Dopo il pestaggio di un ragazzo in un parcheggio, parlano gli operatori commerciali. Le indagini puntano sulle telecamere
PESCARA. Cristian Summa, negli ultimi mesi Pescara è stato teatro di diverse aggressioni. Esiste un problema effettivo di sicurezza in città?
«Non ritengo che Pescara possa essere definita pericolosa. È una città di 125mila abitanti che nel fine settimana si popola ulteriormente. Per numero di locali presenti e capacità di fare divertimento, possiamo affermare che questo genere di episodi violenti, fortunatamente, si verificano poche volte l’anno. Non ritengo giusto né veritiero parlare di movida violenta. Anzi. La questione è riconducibile a un problema più ampio, di degrado sociale, legato alle abitudini dei giovani e alla formazione di veri e propri branchi».

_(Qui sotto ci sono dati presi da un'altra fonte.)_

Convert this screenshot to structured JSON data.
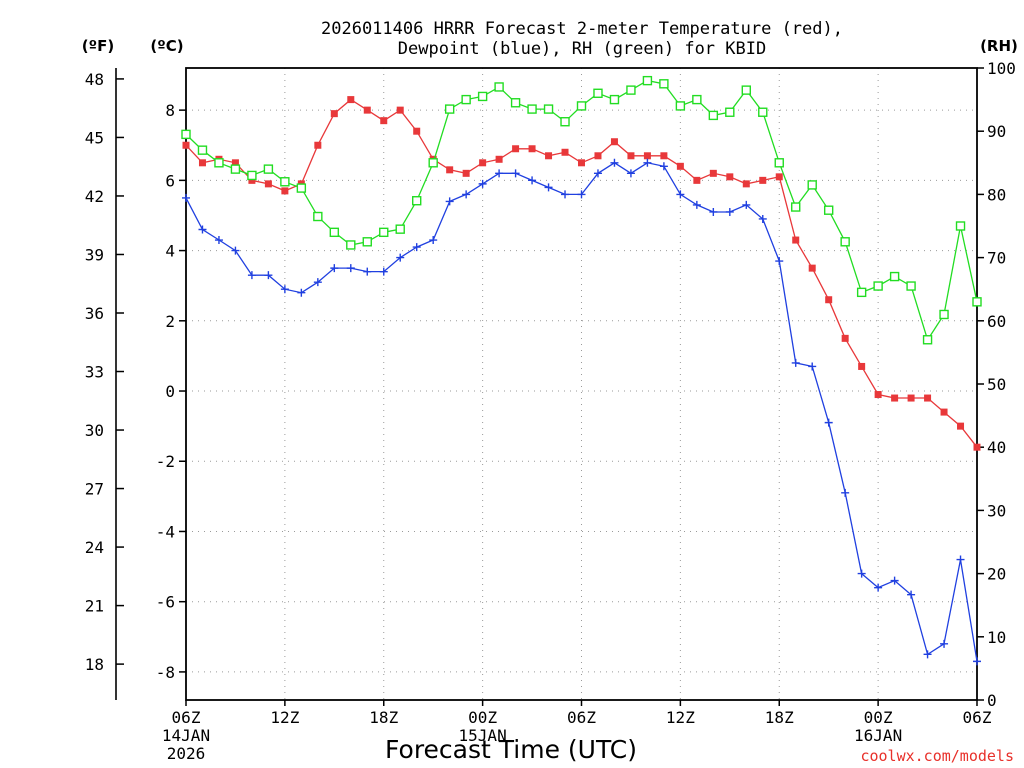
{
  "chart_data": {
    "type": "line",
    "title_lines": [
      "2026011406 HRRR Forecast 2-meter Temperature (red),",
      "Dewpoint (blue), RH (green) for KBID"
    ],
    "xlabel": "Forecast Time (UTC)",
    "credit": "coolwx.com/models",
    "unit_labels": {
      "f": "(ºF)",
      "c": "(ºC)",
      "rh": "(RH)"
    },
    "x_range_hours": [
      0,
      48
    ],
    "y_c_range": [
      -8.8,
      9.2
    ],
    "y_rh_range": [
      0,
      100
    ],
    "x_ticks": [
      {
        "hour": 0,
        "label": "06Z",
        "sub": [
          "14JAN",
          "2026"
        ]
      },
      {
        "hour": 6,
        "label": "12Z",
        "sub": []
      },
      {
        "hour": 12,
        "label": "18Z",
        "sub": []
      },
      {
        "hour": 18,
        "label": "00Z",
        "sub": [
          "15JAN"
        ]
      },
      {
        "hour": 24,
        "label": "06Z",
        "sub": []
      },
      {
        "hour": 30,
        "label": "12Z",
        "sub": []
      },
      {
        "hour": 36,
        "label": "18Z",
        "sub": []
      },
      {
        "hour": 42,
        "label": "00Z",
        "sub": [
          "16JAN"
        ]
      },
      {
        "hour": 48,
        "label": "06Z",
        "sub": []
      }
    ],
    "y_c_ticks": [
      "8",
      "6",
      "4",
      "2",
      "0",
      "-2",
      "-4",
      "-6",
      "-8"
    ],
    "y_f_ticks": [
      "48",
      "45",
      "42",
      "39",
      "36",
      "33",
      "30",
      "27",
      "24",
      "21",
      "18"
    ],
    "y_rh_ticks": [
      "100",
      "90",
      "80",
      "70",
      "60",
      "50",
      "40",
      "30",
      "20",
      "10",
      "0"
    ],
    "series": [
      {
        "name": "Temperature",
        "unit": "C",
        "color": "#e8383a",
        "marker": "filled-square",
        "values": [
          7.0,
          6.5,
          6.6,
          6.5,
          6.0,
          5.9,
          5.7,
          5.9,
          7.0,
          7.9,
          8.3,
          8.0,
          7.7,
          8.0,
          7.4,
          6.6,
          6.3,
          6.2,
          6.5,
          6.6,
          6.9,
          6.9,
          6.7,
          6.8,
          6.5,
          6.7,
          7.1,
          6.7,
          6.7,
          6.7,
          6.4,
          6.0,
          6.2,
          6.1,
          5.9,
          6.0,
          6.1,
          4.3,
          3.5,
          2.6,
          1.5,
          0.7,
          -0.1,
          -0.2,
          -0.2,
          -0.2,
          -0.6,
          -1.0,
          -1.6
        ]
      },
      {
        "name": "Dewpoint",
        "unit": "C",
        "color": "#2040e0",
        "marker": "plus",
        "values": [
          5.5,
          4.6,
          4.3,
          4.0,
          3.3,
          3.3,
          2.9,
          2.8,
          3.1,
          3.5,
          3.5,
          3.4,
          3.4,
          3.8,
          4.1,
          4.3,
          5.4,
          5.6,
          5.9,
          6.2,
          6.2,
          6.0,
          5.8,
          5.6,
          5.6,
          6.2,
          6.5,
          6.2,
          6.5,
          6.4,
          5.6,
          5.3,
          5.1,
          5.1,
          5.3,
          4.9,
          3.7,
          0.8,
          0.7,
          -0.9,
          -2.9,
          -5.2,
          -5.6,
          -5.4,
          -5.8,
          -7.5,
          -7.2,
          -4.8,
          -7.7
        ]
      },
      {
        "name": "RH",
        "unit": "%",
        "color": "#22dd22",
        "marker": "open-square",
        "values": [
          89.5,
          87.0,
          85.0,
          84.0,
          83.0,
          84.0,
          82.0,
          81.0,
          76.5,
          74.0,
          72.0,
          72.5,
          74.0,
          74.5,
          79.0,
          85.0,
          93.5,
          95.0,
          95.5,
          97.0,
          94.5,
          93.5,
          93.5,
          91.5,
          94.0,
          96.0,
          95.0,
          96.5,
          98.0,
          97.5,
          94.0,
          95.0,
          92.5,
          93.0,
          96.5,
          93.0,
          85.0,
          78.0,
          81.5,
          77.5,
          72.5,
          64.5,
          65.5,
          67.0,
          65.5,
          57.0,
          61.0,
          75.0,
          63.0
        ]
      }
    ]
  }
}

C’è qualche accorgimento che possono prendere direttamente gli operatori per arginare questi episodi?
«Proprio perché valuto questo problema come un fattore sociale, credo che neanche le forze dell’ordine possano avere una soluzione. Non è una questione che si risolve, ad esempio, introducendo un coprifuoco, che anticiperebbe esclusivamente negli orari questi episodi, qualora si dovessero generare. La polizia fa già molto a presidio del territorio. Certo è che non bisogna mai abbassare la guardia, ma da parte degli operatori c’è sempre il massimo impegno, dotandosi di vigilanza privata, o attraverso l’isolamento dei gestori che forniscono alcol a poco prezzo».
L’aggressione tra l’altro si è sviluppata in un’area parcheggio isolata. Che cosa si potrebbe fare lungo le golene nord e sud per non farle più essere teatro di violenza?
«Sarebbe necessario un ampio e articolato progetto che ridisegni il volto della città sulla base della vivibilità. Più ci sono attività commerciali e meno c’è degrado. Dobbiamo riportare la famiglia al centro di un divertimento sano. Immagino la golena sud dalla zona di Pescara vecchia, fino al porto turistico, come una lunga passeggiata che conduce direttamente al mare, con librerie, bancarelle. Una banchina vivibile, bella sotto l’aspetto paesaggistico e fruibile per le famiglie. Una proposta che si può tranquillamente traslare anche sulla golena nord».